Authors: Alexander Ksendzovsky, MD; Stuart Walbridge, BS; Muzna Bachani, BS; Marcelle Altshuler, BS; Sara Inati, MD; Joseph Steiner, PhD; John Williamson, BS; John Heiss, MD; Jaideep Kapur, MD, PhD; Kareem Zaghloul, MD, PhD (Bethesda, MD)


Anaerobic respiration, marked by lactate dehydrogenase alpha (LDHA), has recently been found to play an important role in epileptogenesis. However, the metabolic state of excited neurons is unknown. In this study, we demonstrate a switch from aerobic to anaerobic respiration in chronically activated neurons in human and murine models of epilepsy.
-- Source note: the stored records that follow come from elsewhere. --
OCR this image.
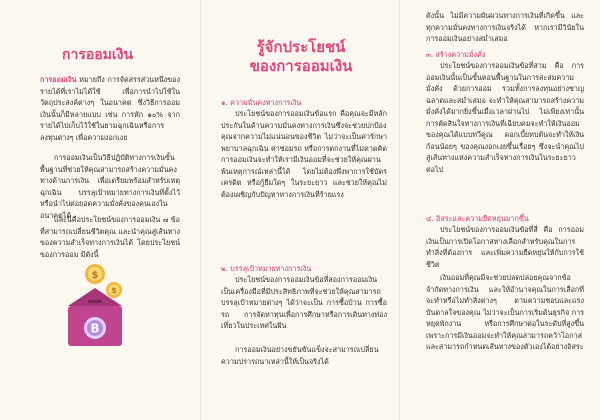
การออมเงิน
การออมเงิน หมายถึง การจัดสรรส่วนหนึ่งของรายได้ที่เราไม่ได้ใช้ เพื่อการนำไปใช้ในวัตถุประสงค์ต่างๆ ในอนาคต ซึ่งวิธีการออมเงินนั้นก็มีหลายแบบ เช่น การหัก ๑๐% จากรายได้ไปเก็บไว้ใช้ในยามฉุกเฉินหรือการลงทุนต่างๆ เพื่อความงอกเงย
การออมเงินเป็นวิธีปฏิบัติทางการเงินขั้นพื้นฐานที่ช่วยให้คุณสามารถสร้างความมั่นคงทางด้านการเงิน เพื่อเตรียมพร้อมสำหรับเหตุฉุกเฉิน บรรลุเป้าหมายทางการเงินที่ตั้งไว้ หรือนำไปต่อยอดความมั่งคั่งของคนเองในอนาคตได้
และนี่คือประโยชน์ของการออมเงิน ๗ ข้อ ที่สามารถเปลี่ยนชีวิตคุณ และนำคุณสู่เส้นทางของความสำเร็จทางการเงินได้ โดยประโยชน์ของการออม มีดังนี้
$
$
B
รู้จักประโยชน์
ของการออมเงิน
๑. ความมั่นคงทางการเงิน
ประโยชน์ของการออมเงินข้อแรก คือคุณจะมีหลักประกันในด้านความมั่นคงทางการเงินซึ่งจะช่วยปกป้องคุณจากความไม่แน่นอนของชีวิต ไม่ว่าจะเป็นค่ารักษาพยาบาลฉุกเฉิน ค่าซ่อมรถ หรือการตกงานที่ไม่คาดคิด การออมเงินจะทำให้เรามีเงินออมที่จะช่วยให้คุณผ่านพ้นเหตุการณ์เหล่านี้ได้ โดยไม่ต้องพึ่งพาการใช้บัตรเครดิต หรือกู้ยืมใดๆ ในระยะยาว และช่วยให้คุณไม่ต้องเผชิญกับปัญหาทางการเงินที่ร้ายแรง
๒. บรรลุเป้าหมายทางการเงิน
ประโยชน์ของการออมเงินข้อที่สองการออมเงินเป็นเครื่องมือที่มีประสิทธิภาพที่จะช่วยให้คุณสามารถบรรลุเป้าหมายต่างๆ ได้ว่าจะเป็น การซื้อบ้าน การซื้อรถ การจัดหาทุนเพื่อการศึกษาหรือการเดินทางท่องเที่ยวในประเทศในฝัน
การออมเงินอย่างขยันขันแข็งจะสามารถเปลี่ยนความปรารถนาเหล่านี้ให้เป็นจริงได้
ดังนั้น ไม่มีความผันผวนทางการเงินที่เกิดขึ้น และทุกความมั่นคงทางการเงินจริงได้ หากเรามีวินัยในการออมเงินอย่างสม่ำเสมอ
๓. สร้างความมั่งคั่ง
ประโยชน์ของการออมเงินข้อที่สาม คือ การออมเงินนั้นเป็นขั้นตอนพื้นฐานในการสะสมความมั่งคั่ง ด้วยการออม รวมทั้งการลงทุนอย่างชาญฉลาดและสม่ำเสมอ จะทำให้คุณสามารถสร้างความมั่งคั่งได้มากยิ่งขึ้นเมื่อเวลาผ่านไป ไม่เพียงเท่านั้น การตัดสินใจทางการเงินที่เฉียบคมจะทำให้เงินออมของคุณได้แบบทวีคูณ ดอกเบี้ยทบต้นจะทำให้เงินก้อนน้อยๆ ของคุณงอกเงยขึ้นเรื่อยๆ ซึ่งจะนำคุณไปสู่เส้นทางแห่งความสำเร็จทางการเงินในระยะยาวต่อไป
๔. อิสระและความยืดหยุ่นมากขึ้น
ประโยชน์ของการออมเงินข้อที่สี่ คือ การออมเงินเป็นการเปิดโอกาสทางเลือกสำหรับคุณในการทำสิ่งที่ต้องการ และเพิ่มความยืดหยุ่นให้กับการใช้ชีวิต
เงินออมที่คุณมีจะช่วยปลดปล่อยคุณจากข้อจำกัดทางการเงิน และให้อำนาจคุณในการเลือกที่จะทำหรือไม่ทำสิ่งต่างๆ ตามความชอบและแรงบันดาลใจของคุณ ไม่ว่าจะเป็นการเริ่มต้นธุรกิจ การหยุดพักงาน หรือการศึกษาต่อในระดับที่สูงขึ้น เพราะการมีเงินออมจะทำให้คุณสามารถคว้าโอกาสและสามารถกำหนดเส้นทางของตัวเองได้อย่างอิสระ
Using an in vitro epilepsy model, we establish the AMP-activated protein kinase/hypoxia-inducible factor-1a (AMPK/HIF1a) hypoxia pathway as a key regulator leading to increased LDHA expression and anaerobic respiration.


First, we analyzed human tissue for LDHA expression based on electrographic characteristics of overlying subdural electrodes, as determined during intracranial monitoring (epileptic vs normal cortex). Second, two epilepsy mouse models (pentylenetetrazole (PTZ) and electrical stimulation) were probed for LDHA after seizure development. Finally, a low Mg2+ in vitro epilepsy model was developed to elucidate AMPK/HIF1a’s role in regulating the metabolic switch from aerobic to anaerobic metabolism.


In human and mouse studies, LDHA expression was significantly upregulated in epileptic neurons. PTZ and electrical stimulation confirmed a positive correlation between seizure frequency and LDHA expression. Treatment of cultured neurons with low Mg2+ caused an increase in bursting activity, or in vitro seizures. Neuronal bursting caused depletion of intracellular ATP and subsequent activation of the AMPK/HIF1a pathway through phosphorylation of AMPK. Furthermore, chronic activation of AMPK led to HIF1a and LDHA upregulation and a subsequent switch from an aerobic to a glycolytic cellular phenotype in neurons.


These data suggest that seizures cause a metabolic switch from aerobic to anaerobic respiration in neurons, which occurs through activation of the canonical AMPK/HIF1a hypoxia pathway. To our knowledge this is the first study to demonstrate the metabolic consequences of neuronal over-activation and the key regulatory pathway responsible. We believe our data opens up significant potential for future investigation into mechanisms of epilepsy and new therapeutic targets.